Feature Request: Snowflake: Send queries in batches for significant performance gain

z3z1ma / dbt-osmosis

Provides automated YAML management, a dbt server, streamlit workbench, and git-integrated dbt model output diff tools

https://z3z1ma.github.io/dbt-osmosis/

Apache License 2.0

422 stars 45 forks source link

Feature Request: Snowflake: Send queries in batches for significant performance gain #39

Closed jaredx435k2d0 closed 1 year ago

jaredx435k2d0 commented 1 year ago

Related to #38

It seems like running yaml refactor sends the DESCRIBE TABLE ... statements to Snowflake sequentially one-by-one as it goes. It'd be great if this went a lot faster.

Seems like it also executes show terse objects in [db_name].[schema_name] every single time it runs describe table, when it seems like this could maybe just be executed one time upfront?

Describe the solution you'd like Would it be reasonable to queue up all those database statements up front and run through them as the results return, so that it completes much more quickly.

Describe alternatives you've considered Can't really think of any apart from just using it as it is and waiting much longer.

Additional context python 3.9.16 macOS 13.2 (22D49) Snowflake 7.3.1 dbt-core==1.3.2 dbt-extractor==0.4.1 dbt-osmosis==0.9.8 dbt-snowflake==1.3.0

jaredx435k2d0 commented 1 year ago

One helpful example of this is working with the Fivetran Connector for Salesforce.

The resulting schema has 15,879 columns across 759 tables. Running yaml refactor for just that one schema takes around two hours (using an X-Large Snowflake warehouse with nothing else running on it, executing from an M1 MacBook Pro with little else running on it).

I'd personally want to be able to run this on a regular basis to ensure our repo and documentation stays up to date, but would like to have it run much more quickly so that the resources of the machine it's running on (an EC2 instance, for example) aren't consumed for so long doing this.

z3z1ma commented 1 year ago

@jaredx435k2d0 I have now taken a first stab at parallelizing the yaml stuff. I would expect a massive speed increase.

This show terse objects in [db_name].[schema_name] is super interesting because that must be an implementation detail of the underlying snowflake adapter -- or perhaps just how we are using it.

I am closing this issue because queries should be sent in parallel but we can re-open a more specific issue for the show terse objects which will require a peek at where it is called in dbt-snowflake and where I am calling that caller.

jaredx435k2d0 commented 1 year ago

@z3z1ma So much faster! Love it. THANK you.

I looked in my query history and still see 1 DESCRIBE TABLE statement per table. I also see several repeated show terse objects in [db_name].[schema_name] statements for the same schema (when I'm only running it for one schema).
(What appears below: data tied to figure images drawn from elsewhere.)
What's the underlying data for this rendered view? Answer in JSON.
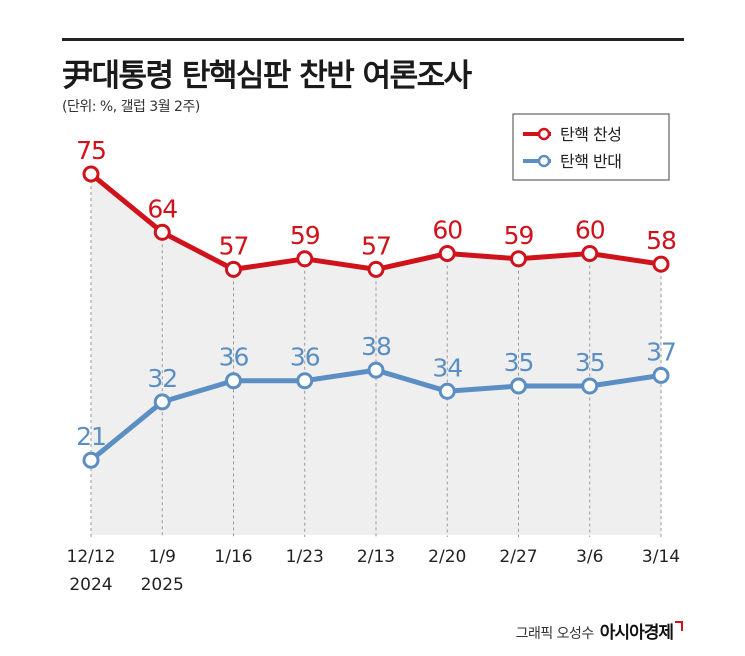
{
  "title": "尹대통령 탄핵심판 찬반 여론조사",
  "subtitle": "(단위: %, 갤럽 3월 2주)",
  "credit": {
    "author": "그래픽 오성수",
    "publisher": "아시아경제"
  },
  "colors": {
    "approve": "#d0121b",
    "oppose": "#5b8fc3",
    "fill": "#efefef",
    "grid": "#9a9a9a"
  },
  "chart_data": {
    "type": "line",
    "categories": [
      "12/12",
      "1/9",
      "1/16",
      "1/23",
      "2/13",
      "2/20",
      "2/27",
      "3/6",
      "3/14"
    ],
    "category_years": [
      "2024",
      "2025",
      "",
      "",
      "",
      "",
      "",
      "",
      ""
    ],
    "series": [
      {
        "name": "탄핵 찬성",
        "values": [
          75,
          64,
          57,
          59,
          57,
          60,
          59,
          60,
          58
        ]
      },
      {
        "name": "탄핵 반대",
        "values": [
          21,
          32,
          36,
          36,
          38,
          34,
          35,
          35,
          37
        ]
      }
    ],
    "legend_position": "top-right",
    "grid": "vertical-dashed"
  }
}
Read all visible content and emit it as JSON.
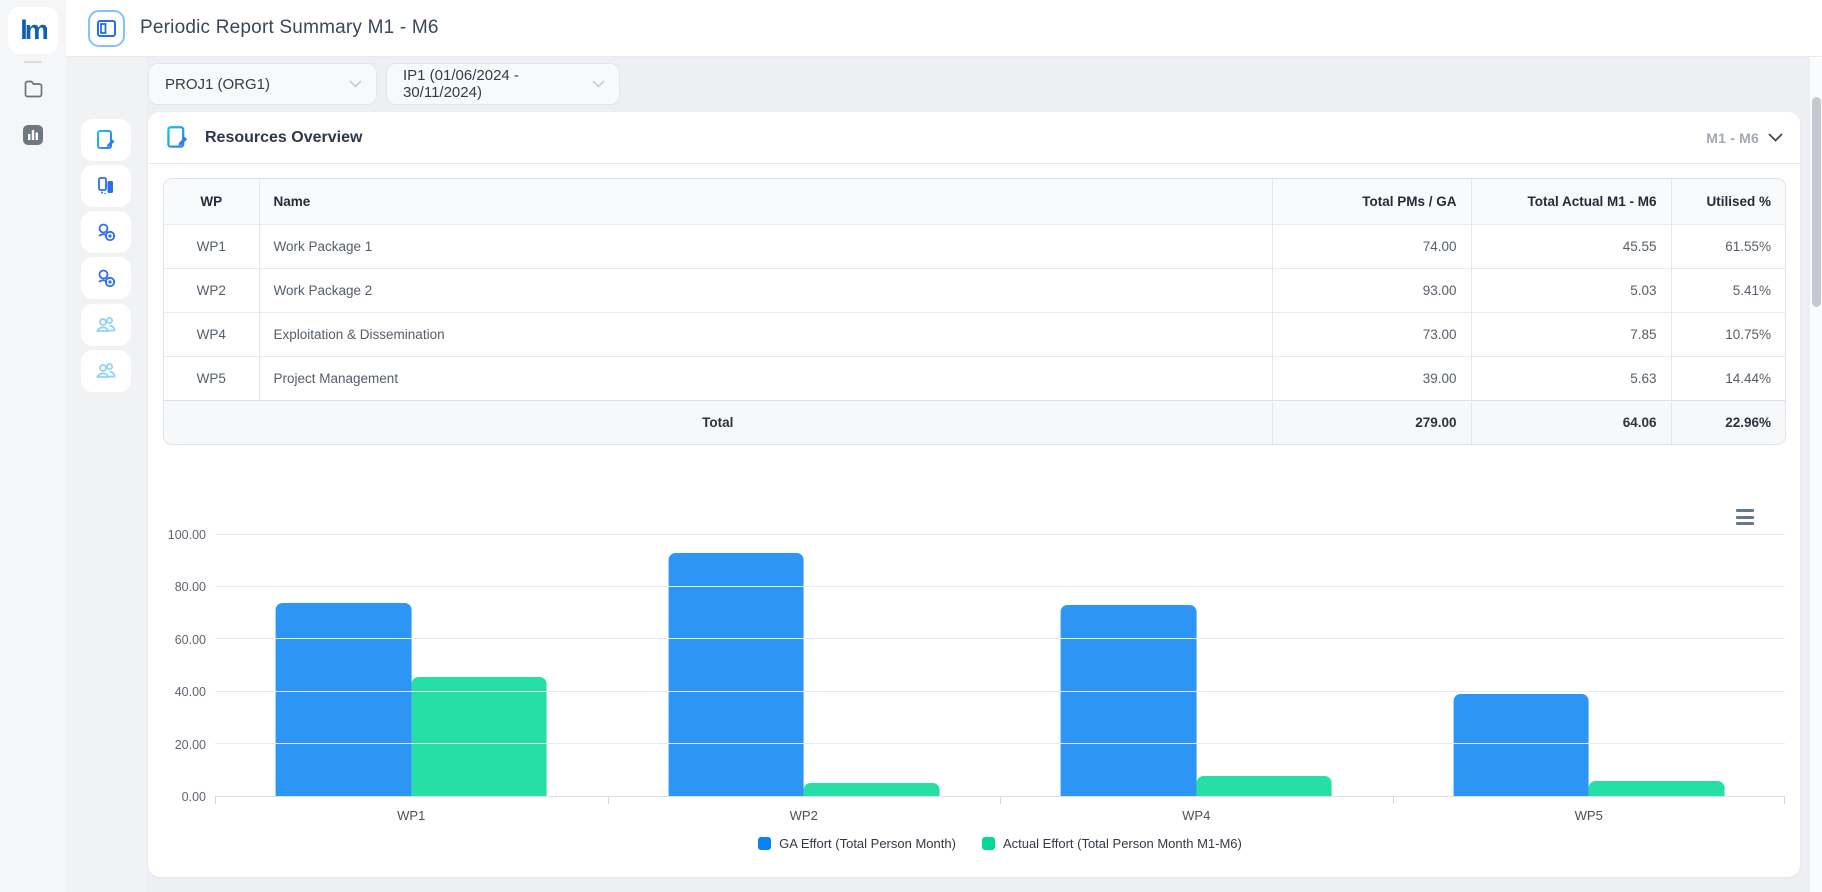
{
  "app": {
    "logo_text": "lm"
  },
  "header": {
    "title": "Periodic Report Summary M1 - M6",
    "toggle_icon": "sidebar-panel-icon"
  },
  "main_sidebar": {
    "icons": [
      "folder-icon",
      "bar-chart-icon"
    ]
  },
  "tool_sidebar": {
    "icons": [
      "report-edit-icon",
      "device-review-icon",
      "user-gear-icon",
      "user-gear-icon",
      "users-icon",
      "users-icon"
    ]
  },
  "filters": {
    "project": {
      "value": "PROJ1 (ORG1)",
      "icon": "chevron-down-icon"
    },
    "period": {
      "value": "IP1 (01/06/2024 - 30/11/2024)",
      "icon": "chevron-down-icon"
    }
  },
  "section": {
    "icon": "report-edit-icon",
    "title": "Resources Overview",
    "range_label": "M1 - M6",
    "range_icon": "chevron-down-icon"
  },
  "table": {
    "columns": [
      "WP",
      "Name",
      "Total PMs / GA",
      "Total Actual M1 - M6",
      "Utilised %"
    ],
    "rows": [
      {
        "wp": "WP1",
        "name": "Work Package 1",
        "total_pms": "74.00",
        "total_actual": "45.55",
        "utilised": "61.55%"
      },
      {
        "wp": "WP2",
        "name": "Work Package 2",
        "total_pms": "93.00",
        "total_actual": "5.03",
        "utilised": "5.41%"
      },
      {
        "wp": "WP4",
        "name": "Exploitation & Dissemination",
        "total_pms": "73.00",
        "total_actual": "7.85",
        "utilised": "10.75%"
      },
      {
        "wp": "WP5",
        "name": "Project Management",
        "total_pms": "39.00",
        "total_actual": "5.63",
        "utilised": "14.44%"
      }
    ],
    "total_row": {
      "label": "Total",
      "total_pms": "279.00",
      "total_actual": "64.06",
      "utilised": "22.96%"
    }
  },
  "chart_data": {
    "type": "bar",
    "title": "",
    "categories": [
      "WP1",
      "WP2",
      "WP4",
      "WP5"
    ],
    "series": [
      {
        "name": "GA Effort (Total Person Month)",
        "color": "#0884f2",
        "values": [
          74.0,
          93.0,
          73.0,
          39.0
        ]
      },
      {
        "name": "Actual Effort (Total Person Month M1-M6)",
        "color": "#00d998",
        "values": [
          45.55,
          5.03,
          7.85,
          5.63
        ]
      }
    ],
    "ylim": [
      0,
      100
    ],
    "yticks": [
      0,
      20,
      40,
      60,
      80,
      100
    ],
    "ytick_labels": [
      "0.00",
      "20.00",
      "40.00",
      "60.00",
      "80.00",
      "100.00"
    ],
    "xlabel": "",
    "ylabel": "",
    "grid": true,
    "legend_position": "bottom",
    "menu_icon": "hamburger-icon"
  },
  "colors": {
    "accent_blue": "#0884f2",
    "series_green": "#00d998",
    "toggle_border": "#82c4fa",
    "sidebar_bg": "#f0f2f4",
    "page_bg": "#edeff2",
    "muted_label": "#a2a9b2"
  }
}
I'd anticipate that, while these queries are fast, they're probably still slowing things down considerably (and incurring extra Snowflake costs) due to having to do one round trip to Snowflake per table.

Python 3.10.10 dbt-core==1.4.5 dbt-extractor==0.4.1 dbt-osmosis==0.11.14 dbt-snowflake==1.4.2

z3z1ma commented 1 year ago

@jaredx435k2d0 This is where the DESCRIBE TABLE is being called. https://github.com/dbt-labs/dbt-snowflake/blob/main/dbt/include/snowflake/macros/adapters.sql#L112

Its outside my realm of control and inside the actual dbt adapter internals. One thing that is unique about dbt-osmosis for what its worth is that it is compatible with all existing (and future) dbt-adapters since it uses the adapter protocol exclusively which is a required implementation for all adapters. This means there are database specific optimizations I could make but it significantly steps up the complexity even if it sounds simple and I am not sure that is the right path just to eek out some more performance. After a full run, which could be done in CI, you can scope your runs to specific folder paths to make it faster if have a ton of models. Another potential optimization I could foresee is storing a cache of filechecksums so we dont re-run for an unmodified dependency chain. We would need those checksums either on disk or in the dwh.